Pour le faisan, l'ergot doit être prononcé; on pince l'aileron pour reconnaître si la chair est flexible.

 

On pince également l'aileron et le brechet de la bécasse pour reconnaître si la bête est tendre.

 

Mêmes signes pour le canard sauvage, le pilet, les appelants, la poule d'eau, la sarcelle, le rouge de rivière.

 

Mêmes signes pour les perdreaux; on s'assurera de l'âge d'après l'aspect des grandes plumes : les vieux perdreaux ont la plume ronde ; elle est pointue chez les jeunes.

 

LÉGUMES.

 

Le premier point à observer pour l'acquisition des légumes est de se tenir bien au courant des variations que chaque espèce de légume subit comme goût et comme aspect, en raison des diverses époques de l'année.

 

Je demande que l'on prenne soigneusement note de ce fait important, quant au choix des légumes; ils subissent souvent de très grandes différences, suivant les saisons: la carotte du printemps, par exemple, est fort loin de ressembler, comme goût et qualité, à la carotte d'automne et d'hiver.

 

Je donnerai, en parlant de chaque légume en particulier, les indices les plus précis pour faire connaître leurs bonnes et leurs mauvaises saisons, et les employer en conséquence.

 

ÉPICERIE. — FRUITERIE.

 

Quant aux articles concernant l'épicerie, la fruiterie, la crémerie, beurre, crème, huile, vinaigre, sucre, pâtes, etc., je recommande plus que jamais, comme principe invariable, d'acheter toujours dans les premières qualités ; on y trouvera à la fois satisfaction et économie.

 

Une huile de qualité inférieure que vous introduirez dans une sauce ne peut que vous la gâter ; de même pour le beurre, qu'il est toujours si important d'avoir de première fraîcheur et de premier choix.

 

Une petite quantité de vrai beurre riche en arôme vous donnera quelque chose de bon, et ajoutera à la qualité de ce que vous avez à servir, tandis qu'avec le mauvais beurre vous obtenez un résultat tout contraire : plus vous le prodiguez, plus vous gâtez ce que vous apprêtez.

 

Règle invariable, n'achetez jamais de beurre sans l'avoir soigneusement flairé, puis goûté à la pointe du couteau du marchand : ces deux épreuves préalables sont tout à fait essentielles. Si vous n'êtes pas absolument satisfait de la fraîcheur, soyez impitoyable : n'achetez pas, allez ailleurs. On ne saurait trop se pénétrer de cet axiome : « Pas de cuisine possible avec du beurre douteux. »

 

N'employez non plus jamais d'œufs sans les avoir bien examinés, non pas seulement en les achetant, mais aussi une fois cassés.

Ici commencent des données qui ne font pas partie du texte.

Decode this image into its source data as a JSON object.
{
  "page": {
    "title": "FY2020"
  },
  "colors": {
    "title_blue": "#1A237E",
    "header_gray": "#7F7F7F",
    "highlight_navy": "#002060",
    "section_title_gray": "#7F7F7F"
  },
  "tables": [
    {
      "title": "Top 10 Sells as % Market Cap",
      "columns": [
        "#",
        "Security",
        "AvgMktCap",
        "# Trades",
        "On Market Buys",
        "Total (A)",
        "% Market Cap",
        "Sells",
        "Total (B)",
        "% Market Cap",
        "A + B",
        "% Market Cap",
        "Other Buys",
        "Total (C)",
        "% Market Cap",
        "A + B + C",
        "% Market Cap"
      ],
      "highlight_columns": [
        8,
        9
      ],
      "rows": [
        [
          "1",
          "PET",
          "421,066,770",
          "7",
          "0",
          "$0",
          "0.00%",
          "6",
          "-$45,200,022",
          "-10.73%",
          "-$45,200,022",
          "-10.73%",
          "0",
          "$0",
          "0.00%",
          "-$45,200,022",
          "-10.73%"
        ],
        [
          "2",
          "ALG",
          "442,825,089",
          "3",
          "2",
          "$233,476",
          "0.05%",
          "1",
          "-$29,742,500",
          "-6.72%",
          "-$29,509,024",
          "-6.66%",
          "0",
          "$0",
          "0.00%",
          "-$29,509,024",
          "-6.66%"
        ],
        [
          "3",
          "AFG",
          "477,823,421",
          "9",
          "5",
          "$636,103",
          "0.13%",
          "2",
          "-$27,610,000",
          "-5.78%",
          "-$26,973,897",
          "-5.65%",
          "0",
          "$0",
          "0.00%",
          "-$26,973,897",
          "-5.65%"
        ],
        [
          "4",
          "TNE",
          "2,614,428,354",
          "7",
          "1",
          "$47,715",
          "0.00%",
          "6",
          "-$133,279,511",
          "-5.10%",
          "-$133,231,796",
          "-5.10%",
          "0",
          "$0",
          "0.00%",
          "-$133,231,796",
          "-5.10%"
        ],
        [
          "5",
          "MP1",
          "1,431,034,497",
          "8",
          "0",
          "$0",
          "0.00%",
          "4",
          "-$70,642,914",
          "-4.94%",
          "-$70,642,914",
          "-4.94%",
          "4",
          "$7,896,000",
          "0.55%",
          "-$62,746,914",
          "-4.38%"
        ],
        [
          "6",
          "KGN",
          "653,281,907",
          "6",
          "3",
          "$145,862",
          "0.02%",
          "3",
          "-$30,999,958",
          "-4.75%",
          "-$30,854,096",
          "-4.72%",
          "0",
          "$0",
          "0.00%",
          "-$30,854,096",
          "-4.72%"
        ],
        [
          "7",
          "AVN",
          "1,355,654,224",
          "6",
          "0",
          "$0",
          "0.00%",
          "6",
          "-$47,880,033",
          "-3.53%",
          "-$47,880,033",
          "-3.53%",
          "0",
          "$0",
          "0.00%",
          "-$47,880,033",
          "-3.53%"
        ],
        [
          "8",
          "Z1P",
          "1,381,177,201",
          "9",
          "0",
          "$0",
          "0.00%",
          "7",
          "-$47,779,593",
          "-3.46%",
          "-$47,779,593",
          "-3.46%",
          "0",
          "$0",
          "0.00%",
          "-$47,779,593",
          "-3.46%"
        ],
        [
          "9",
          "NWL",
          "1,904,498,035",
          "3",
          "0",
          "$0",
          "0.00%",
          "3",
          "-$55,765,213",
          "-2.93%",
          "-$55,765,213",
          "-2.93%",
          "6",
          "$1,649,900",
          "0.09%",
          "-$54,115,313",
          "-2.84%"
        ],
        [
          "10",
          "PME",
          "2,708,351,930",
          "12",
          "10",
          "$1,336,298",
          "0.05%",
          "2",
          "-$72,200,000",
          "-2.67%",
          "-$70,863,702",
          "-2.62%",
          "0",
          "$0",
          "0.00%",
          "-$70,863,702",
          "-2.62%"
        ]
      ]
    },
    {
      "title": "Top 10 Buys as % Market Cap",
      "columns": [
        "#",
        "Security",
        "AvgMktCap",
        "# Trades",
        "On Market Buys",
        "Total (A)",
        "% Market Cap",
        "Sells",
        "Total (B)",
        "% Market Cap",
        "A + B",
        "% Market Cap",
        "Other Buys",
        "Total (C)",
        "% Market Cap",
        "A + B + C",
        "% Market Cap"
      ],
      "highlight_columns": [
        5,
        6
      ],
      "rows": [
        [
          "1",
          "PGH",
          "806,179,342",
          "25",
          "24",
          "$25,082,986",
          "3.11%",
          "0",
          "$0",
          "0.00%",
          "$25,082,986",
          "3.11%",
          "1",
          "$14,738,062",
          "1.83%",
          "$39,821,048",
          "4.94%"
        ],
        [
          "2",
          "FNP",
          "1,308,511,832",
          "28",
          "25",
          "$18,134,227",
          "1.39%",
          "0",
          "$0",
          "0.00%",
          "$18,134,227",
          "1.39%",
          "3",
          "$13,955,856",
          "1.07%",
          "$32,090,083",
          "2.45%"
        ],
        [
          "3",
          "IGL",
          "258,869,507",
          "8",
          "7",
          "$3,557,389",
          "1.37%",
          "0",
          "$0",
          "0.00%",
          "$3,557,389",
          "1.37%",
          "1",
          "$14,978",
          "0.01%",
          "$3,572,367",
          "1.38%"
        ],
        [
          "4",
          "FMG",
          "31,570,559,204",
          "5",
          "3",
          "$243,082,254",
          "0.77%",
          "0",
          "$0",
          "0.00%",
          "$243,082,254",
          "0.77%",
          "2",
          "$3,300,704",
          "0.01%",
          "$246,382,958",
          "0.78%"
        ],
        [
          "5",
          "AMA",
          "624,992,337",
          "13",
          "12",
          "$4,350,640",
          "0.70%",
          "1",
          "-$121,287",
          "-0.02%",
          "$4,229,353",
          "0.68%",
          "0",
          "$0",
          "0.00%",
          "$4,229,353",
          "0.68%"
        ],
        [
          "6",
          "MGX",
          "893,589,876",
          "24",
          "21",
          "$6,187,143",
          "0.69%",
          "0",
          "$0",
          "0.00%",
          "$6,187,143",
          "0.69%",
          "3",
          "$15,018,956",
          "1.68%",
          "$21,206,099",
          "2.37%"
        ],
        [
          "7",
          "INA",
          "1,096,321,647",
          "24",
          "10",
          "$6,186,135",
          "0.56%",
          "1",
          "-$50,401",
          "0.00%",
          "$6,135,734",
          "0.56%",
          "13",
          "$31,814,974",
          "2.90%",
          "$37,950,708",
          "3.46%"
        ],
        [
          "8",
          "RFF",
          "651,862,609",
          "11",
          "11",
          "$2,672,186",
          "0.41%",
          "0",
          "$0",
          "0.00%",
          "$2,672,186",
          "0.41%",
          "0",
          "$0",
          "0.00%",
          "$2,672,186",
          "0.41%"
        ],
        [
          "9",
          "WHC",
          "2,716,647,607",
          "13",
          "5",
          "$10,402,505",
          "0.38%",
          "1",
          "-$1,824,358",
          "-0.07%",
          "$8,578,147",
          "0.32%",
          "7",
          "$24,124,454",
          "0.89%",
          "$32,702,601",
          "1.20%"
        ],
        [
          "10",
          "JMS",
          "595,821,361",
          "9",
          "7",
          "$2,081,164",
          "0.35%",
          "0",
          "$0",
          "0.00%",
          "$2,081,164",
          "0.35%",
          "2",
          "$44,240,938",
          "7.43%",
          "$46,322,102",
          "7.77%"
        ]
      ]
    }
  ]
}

Un œuf peut être parfaitement clair à l'œil et avoir un goût de paille, ce qui suffit pour gâter tout un mets. Vous devez casser vos œufs l'un après l'autre, et ne les verser dans la terrine que lorsque vous vous serez assuré de leur goût.

 

La question du lard est aussi très importante, et on doit bien se garder de la négliger : choisissez votre lard toujours bien blanc, le moins nerveux possible, et qu'il n'ait jamais de goût de rance ni d'évent.

 

Le porc frais doit avoir la chair légèrement teintée de rouge, et jamais marbrée.

 

POIDS DES LÉGUMES

POUR GARNITURE DE POT-AU-FEU.

 

 

Une carotte de moyenne grosseur pèse 150 grammes.

Un oignon moyen, 100 grammes.

Un poireau épluché, 35 grammes.

Une moyenne branche de céleri, 35 grammes.

Une grosse échalote, 10 grammes.

Une gousse d'ail, 7 grammes.

 

Il est bon de s'habituer à apprécier de l'œil, autant que possible, les poids de ces divers légumes, comme de tous les objets d'un emploi usuel, pour n'avoir pas à recourir à tout instant à la balance.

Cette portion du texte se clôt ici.